Lucien cringed. “Indeed. So you really know everything, then?”

“Alis didn’t say what happened after Jurian and Amarantha faced each other.”

“They wrecked an entire battlefield, using their soldiers as shields, until their forces were nearly all dead. Jurian had been gifted some protection against her, but once they entered into single combat … It didn’t take her long to render him prone. Then she dragged him back to her camp and took weeks—weeks—to torture and kill him. She refused orders to march to the King of Hybern’s aid—cost him armies and the War; she refused to do anything until she’d finished Jurian’s demise. All that she kept was his finger bone and his eye. Clythia promised him that he would never die—and so long as Amarantha keeps that eye of his preserved through her magic, keeps his soul and consciousness bound to it, he’ll remain trapped, watching through it. A fitting punishment for what he did, but”—Lucien tapped his own missing eye—“I’m glad she didn’t do the same to me. She seems to have an obsession with that sort of thing.”
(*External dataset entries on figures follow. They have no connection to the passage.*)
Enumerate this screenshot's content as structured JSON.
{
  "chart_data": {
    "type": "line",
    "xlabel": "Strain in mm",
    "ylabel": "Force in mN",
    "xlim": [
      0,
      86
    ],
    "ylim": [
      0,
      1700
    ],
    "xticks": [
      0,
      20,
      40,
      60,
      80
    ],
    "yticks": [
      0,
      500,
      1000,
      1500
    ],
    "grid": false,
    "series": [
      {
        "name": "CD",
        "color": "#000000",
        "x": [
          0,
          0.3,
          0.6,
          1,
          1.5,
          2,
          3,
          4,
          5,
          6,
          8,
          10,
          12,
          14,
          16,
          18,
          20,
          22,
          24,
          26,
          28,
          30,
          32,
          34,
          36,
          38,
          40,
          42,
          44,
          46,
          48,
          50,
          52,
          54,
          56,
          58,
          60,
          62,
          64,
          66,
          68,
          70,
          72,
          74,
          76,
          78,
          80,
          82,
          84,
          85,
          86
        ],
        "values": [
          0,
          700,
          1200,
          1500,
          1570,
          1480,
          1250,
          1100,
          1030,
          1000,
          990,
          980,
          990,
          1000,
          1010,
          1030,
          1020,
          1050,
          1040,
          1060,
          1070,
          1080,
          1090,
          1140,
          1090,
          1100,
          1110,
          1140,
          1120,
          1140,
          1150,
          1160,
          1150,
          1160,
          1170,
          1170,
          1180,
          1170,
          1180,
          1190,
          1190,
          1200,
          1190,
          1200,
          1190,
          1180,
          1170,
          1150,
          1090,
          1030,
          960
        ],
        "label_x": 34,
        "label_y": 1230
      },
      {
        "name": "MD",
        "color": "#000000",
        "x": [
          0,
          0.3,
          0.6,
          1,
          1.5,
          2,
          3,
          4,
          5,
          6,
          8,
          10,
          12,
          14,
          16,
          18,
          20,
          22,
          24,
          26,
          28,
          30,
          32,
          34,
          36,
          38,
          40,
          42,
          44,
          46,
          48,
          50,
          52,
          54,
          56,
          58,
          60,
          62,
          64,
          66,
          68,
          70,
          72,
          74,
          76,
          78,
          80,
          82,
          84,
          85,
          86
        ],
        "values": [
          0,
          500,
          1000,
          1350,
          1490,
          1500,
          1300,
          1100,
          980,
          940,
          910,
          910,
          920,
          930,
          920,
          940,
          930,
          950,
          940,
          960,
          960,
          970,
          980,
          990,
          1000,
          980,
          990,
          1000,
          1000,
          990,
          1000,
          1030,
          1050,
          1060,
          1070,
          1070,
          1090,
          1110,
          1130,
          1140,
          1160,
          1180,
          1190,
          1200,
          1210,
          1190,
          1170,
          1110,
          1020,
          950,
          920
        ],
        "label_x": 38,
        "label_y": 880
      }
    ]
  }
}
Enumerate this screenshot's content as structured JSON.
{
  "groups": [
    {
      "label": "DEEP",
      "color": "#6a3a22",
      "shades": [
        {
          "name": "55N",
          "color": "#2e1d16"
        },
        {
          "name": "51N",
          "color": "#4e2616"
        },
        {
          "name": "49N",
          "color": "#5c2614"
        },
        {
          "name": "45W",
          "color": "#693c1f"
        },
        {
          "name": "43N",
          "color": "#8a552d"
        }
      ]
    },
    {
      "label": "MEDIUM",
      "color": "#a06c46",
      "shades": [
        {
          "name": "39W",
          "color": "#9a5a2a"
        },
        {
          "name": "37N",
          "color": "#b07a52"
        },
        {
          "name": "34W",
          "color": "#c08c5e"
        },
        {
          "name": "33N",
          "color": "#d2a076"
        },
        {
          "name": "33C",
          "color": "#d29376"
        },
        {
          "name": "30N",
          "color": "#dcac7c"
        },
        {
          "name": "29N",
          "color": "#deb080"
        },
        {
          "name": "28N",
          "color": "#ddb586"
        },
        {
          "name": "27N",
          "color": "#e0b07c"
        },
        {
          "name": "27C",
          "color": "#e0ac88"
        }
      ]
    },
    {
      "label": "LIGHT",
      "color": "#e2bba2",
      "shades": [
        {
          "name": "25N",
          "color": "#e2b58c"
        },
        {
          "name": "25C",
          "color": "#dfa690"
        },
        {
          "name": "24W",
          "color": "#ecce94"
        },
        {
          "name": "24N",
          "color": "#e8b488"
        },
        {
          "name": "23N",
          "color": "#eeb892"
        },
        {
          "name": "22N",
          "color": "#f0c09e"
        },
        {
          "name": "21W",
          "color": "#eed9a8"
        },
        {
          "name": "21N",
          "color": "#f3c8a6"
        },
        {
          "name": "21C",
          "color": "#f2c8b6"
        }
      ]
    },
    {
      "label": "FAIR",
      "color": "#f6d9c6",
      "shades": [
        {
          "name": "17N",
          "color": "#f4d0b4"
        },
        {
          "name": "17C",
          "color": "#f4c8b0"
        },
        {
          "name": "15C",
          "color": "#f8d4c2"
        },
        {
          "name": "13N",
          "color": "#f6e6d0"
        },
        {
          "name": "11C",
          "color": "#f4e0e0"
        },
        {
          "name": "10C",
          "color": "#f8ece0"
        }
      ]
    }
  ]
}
I shuddered. A huntress—she was little more than an immortal, cruel huntress, collecting trophies from her kills and conquests to gloat over through the ages. The rage and despair and horror Jurian must endure every day, for eternity … Deserved, perhaps, but worse than anything I could imagine. I shook the thought from me. “Is Tamlin—”
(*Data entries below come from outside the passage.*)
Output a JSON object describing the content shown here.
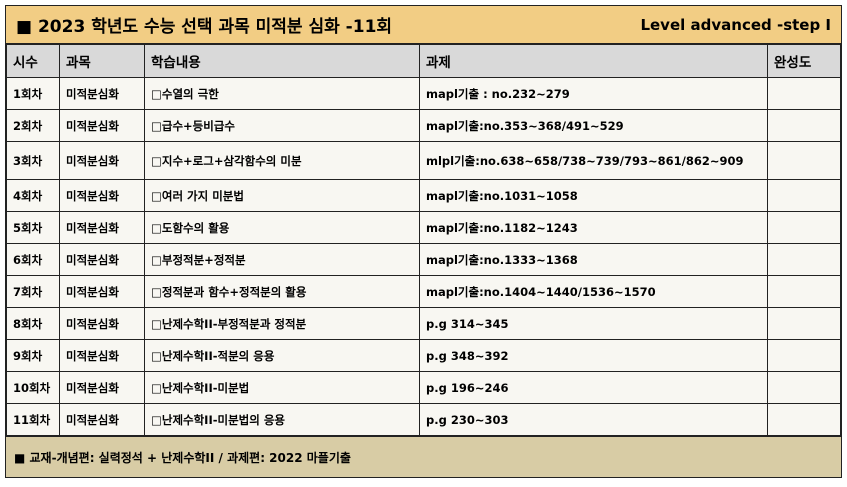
{
  "title": "■ 2023 학년도 수능 선택 과목 미적분 심화 -11회",
  "level": "Level advanced -step I",
  "headers": [
    "시수",
    "과목",
    "학습내용",
    "과제",
    "완성도"
  ],
  "rows": [
    [
      "1회차",
      "미적분심화",
      "□수열의 극한",
      "mapl기출 : no.232~279",
      ""
    ],
    [
      "2회차",
      "미적분심화",
      "□급수+등비급수",
      "mapl기출:no.353~368/491~529",
      ""
    ],
    [
      "3회차",
      "미적분심화",
      "□지수+로그+삼각함수의 미분",
      "mlpl기출:no.638~658/738~739/793~861/862~909",
      ""
    ],
    [
      "4회차",
      "미적분심화",
      "□여러 가지 미분법",
      "mapl기출:no.1031~1058",
      ""
    ],
    [
      "5회차",
      "미적분심화",
      "□도함수의 활용",
      "mapl기출:no.1182~1243",
      ""
    ],
    [
      "6회차",
      "미적분심화",
      "□부정적분+정적분",
      "mapl기출:no.1333~1368",
      ""
    ],
    [
      "7회차",
      "미적분심화",
      "□정적분과 함수+정적분의 활용",
      "mapl기출:no.1404~1440/1536~1570",
      ""
    ],
    [
      "8회차",
      "미적분심화",
      "□난제수학II-부정적분과 정적분",
      "p.g 314~345",
      ""
    ],
    [
      "9회차",
      "미적분심화",
      "□난제수학II-적분의 응용",
      "p.g 348~392",
      ""
    ],
    [
      "10회차",
      "미적분심화",
      "□난제수학II-미분법",
      "p.g 196~246",
      ""
    ],
    [
      "11회차",
      "미적분심화",
      "□난제수학II-미분법의 응용",
      "p.g 230~303",
      ""
    ]
  ],
  "footer": "■ 교재-개념편: 실력정석 + 난제수학II / 과제편: 2022 마플기출"
}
“He’s—” But Lucien shot to his feet at a sound my human ears couldn’t hear. “The guards are about to change rotations and are headed this way. Try not to die, will you? I already have a long list of faeries to kill—I don’t need to add more to it, if only for Tamlin’s sake.”
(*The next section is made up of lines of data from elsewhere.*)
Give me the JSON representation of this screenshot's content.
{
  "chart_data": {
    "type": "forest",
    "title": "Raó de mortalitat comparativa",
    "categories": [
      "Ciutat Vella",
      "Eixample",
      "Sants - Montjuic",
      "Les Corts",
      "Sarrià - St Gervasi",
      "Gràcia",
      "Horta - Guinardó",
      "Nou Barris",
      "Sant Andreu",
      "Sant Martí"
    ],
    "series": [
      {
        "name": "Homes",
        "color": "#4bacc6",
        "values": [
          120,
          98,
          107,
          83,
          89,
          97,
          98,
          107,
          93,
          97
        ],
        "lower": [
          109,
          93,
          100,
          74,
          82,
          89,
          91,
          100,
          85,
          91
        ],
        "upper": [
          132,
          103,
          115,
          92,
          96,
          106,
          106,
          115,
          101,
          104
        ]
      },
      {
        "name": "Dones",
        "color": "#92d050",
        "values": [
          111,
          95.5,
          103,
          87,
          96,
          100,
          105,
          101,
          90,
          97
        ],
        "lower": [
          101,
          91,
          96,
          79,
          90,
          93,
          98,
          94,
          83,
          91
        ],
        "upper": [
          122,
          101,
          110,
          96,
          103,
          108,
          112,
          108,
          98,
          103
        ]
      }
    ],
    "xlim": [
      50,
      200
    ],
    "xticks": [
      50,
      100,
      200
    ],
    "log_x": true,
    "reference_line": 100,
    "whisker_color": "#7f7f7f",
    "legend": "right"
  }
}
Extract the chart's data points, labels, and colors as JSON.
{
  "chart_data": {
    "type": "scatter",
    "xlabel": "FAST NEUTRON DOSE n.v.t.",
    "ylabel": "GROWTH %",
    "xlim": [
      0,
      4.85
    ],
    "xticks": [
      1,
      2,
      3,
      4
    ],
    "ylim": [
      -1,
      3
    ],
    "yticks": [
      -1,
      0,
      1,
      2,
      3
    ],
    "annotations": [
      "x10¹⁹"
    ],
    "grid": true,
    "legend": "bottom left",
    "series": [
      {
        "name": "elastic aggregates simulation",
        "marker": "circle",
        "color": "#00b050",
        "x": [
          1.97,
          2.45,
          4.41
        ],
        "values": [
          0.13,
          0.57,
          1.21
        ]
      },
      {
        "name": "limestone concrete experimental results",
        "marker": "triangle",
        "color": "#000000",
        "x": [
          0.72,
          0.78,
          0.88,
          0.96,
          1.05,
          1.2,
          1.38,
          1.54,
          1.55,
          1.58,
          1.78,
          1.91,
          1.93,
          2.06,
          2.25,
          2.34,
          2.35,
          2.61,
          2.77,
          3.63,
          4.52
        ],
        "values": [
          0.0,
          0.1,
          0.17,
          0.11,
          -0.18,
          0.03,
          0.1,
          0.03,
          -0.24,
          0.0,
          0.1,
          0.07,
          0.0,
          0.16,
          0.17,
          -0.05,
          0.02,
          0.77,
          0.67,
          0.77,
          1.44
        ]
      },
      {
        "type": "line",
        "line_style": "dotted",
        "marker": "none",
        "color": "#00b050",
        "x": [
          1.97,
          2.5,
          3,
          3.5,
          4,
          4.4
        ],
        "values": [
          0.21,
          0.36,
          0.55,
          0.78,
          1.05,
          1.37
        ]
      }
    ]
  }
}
Which was no doubt why he’d even come down here.

Lucien vanished—just vanished into the dim light. A moment later, a yellowish eye tinged with red appeared at the peephole in the door, glared at me, and continued onward.

 

I dozed on and off for what could have been hours or days. They gave me three miserable meals of stale bread and water at no regular interval that I could detect. All I knew when the door to my cell swung open was that my relentless hunger no longer mattered, and it would be wise not to struggle when the two squat, red-skinned faeries half dragged me to the throne room. I marked the path, picking out details in the hall—interesting cracks in the walls, features in the tapestries, an odd bend—anything to remind me of the way out of the dungeons.

I observed more of Amarantha’s throne room this time, too, noting the exits. No windows, as we were underground. And the mountain I’d seen depicted on that map at the manor was in the heart of the land—far from the Spring Court, even farther from the wall. If I were to escape with Tamlin, my best chance would be to run for that cave in the belly of the mountain.